清远始终没有说话,她一进门父皇就说立宅子一事,大概能明白父皇的意思:眼下与穆家的亲事怕是不成了,总该看看他人。父皇想让她自己掌眼,她懂。然而她眼下已歇了成亲的心思,发觉就自己一人也挺好。这话不能对父皇说。
朝欧阳和宴溪点点头:“有劳二位了。”
宴溪看清远,不知为何,总感觉与从前不同。他们是在姜焕之的医馆分开的,那之后可发生什么事?但你再仔细看,清远还是清远。
出了皇宫宴溪问清远:“要不今儿就看宅子?左右今儿休沐,时间充裕。之前穆府也寻过宅子,我叫了家丁来,把那些宅子给公主看看。”
“都可。”清远意兴阑珊,转过身去问欧阳:“欧阳大人那支笔还在吗?”
“。。。。。”欧阳没想到她会问这个,愣了愣答到:“还在。”
“欧阳大人与穆将军都与无盐镇有不解之缘。”清远突然没头没脑说了这样一句,说完后讳莫如深的笑了笑。“我看欧阳大人视那支笔若珍宝,若他日,你的珍宝丢了,欧阳大人不知会有怎样的切肤之痛?”清远这样说着,眼中的光闪了闪,而后看着宴溪:“去看宅子吧?”说罢上了轿。

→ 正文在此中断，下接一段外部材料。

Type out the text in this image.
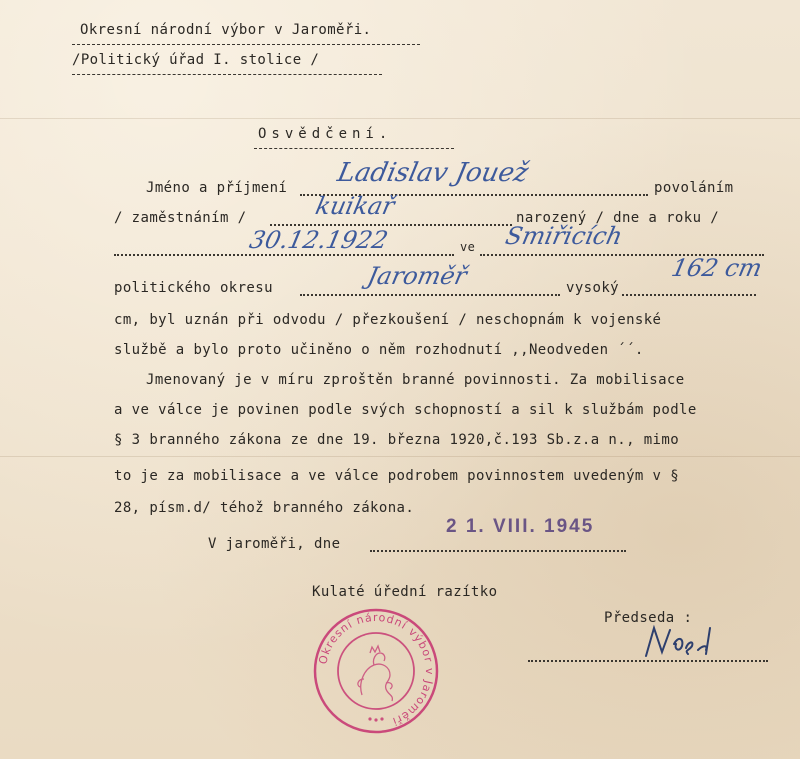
Okresní národní výbor v Jaroměři.
/Politický úřad I. stolice /
Osvědčení.
Jméno a příjmení Ladislav Jouež	povoláním
/ zaměstnáním /	kuikař	narozený / dne a roku /
30.12.1922	ve Smiřicích
politického okresu	Jaroměř	vysoký
162 cm
cm, byl uznán při odvodu / přezkoušení / neschopnám k vojenské
službě a bylo proto učiněno o něm rozhodnutí ,,Neodveden ´´.
Jmenovaný je v míru zproštěn branné povinnosti. Za mobilisace
a ve válce je povinen podle svých schopností a sil k službám podle
§ 3 branného zákona ze dne 19. března 1920,č.193 Sb.z.a n., mimo
to je za mobilisace a ve válce podrobem povinnostem uvedeným v §
28, písm.d/ téhož branného zákona.
V jaroměři, dne
2 1. VIII. 1945
Kulaté úřední razítko
Předseda :
Okresní národní výbor v Jaroměři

欧阳有些不懂清远的意思,他在宴溪身旁走,说道:“看宅子的事我不大懂,还得穆将军多操劳。”欧阳说的是真话,他在无盐镇住的房子,打记事起就住在那,在京城住的宅子,是皇上赏的。总之他没有自己看过,是以不清楚这看宅子究竟该如何看。
宴溪看他倒是坦荡,于是说道:“我也不常看,听闻别人看宅子讲求风水,我呢,讲求顺眼。总之就是自己看着舒服就成。这会儿是替公主看,公主说了算。”二人说话间就到了穆府,宴溪把之前找宅子的小厮叫了出来,便随着小厮走了。
千里寄相思(四)
无盐镇的初冬阴冷,人们上街都裹上了厚衣裳,往年冬天春归并没有那样怕冷,今年不知怎了,裹上兽皮还是冷。旺达他们下山,看到春归坐在面馆里哆嗦,于心不忍,过几日就送来了上好的兽皮,从头裹到腿,终于暖和了一些。
“今年怎的这样冷?”春归在面馆里支着脸问阿婆,阿婆看了看她的小脸儿,叹了口气:“你夏天生的那场大病,还没调理好,身子亏了。”
“都这样久了还没调理好吗?”春归有些纳闷,自己胃口好,能跑能跳的。
“你眼下也快出师了,自己不会为自己瞧病吗?”阿婆慈爱的点了点她脑门,帮她把衣裳裹紧。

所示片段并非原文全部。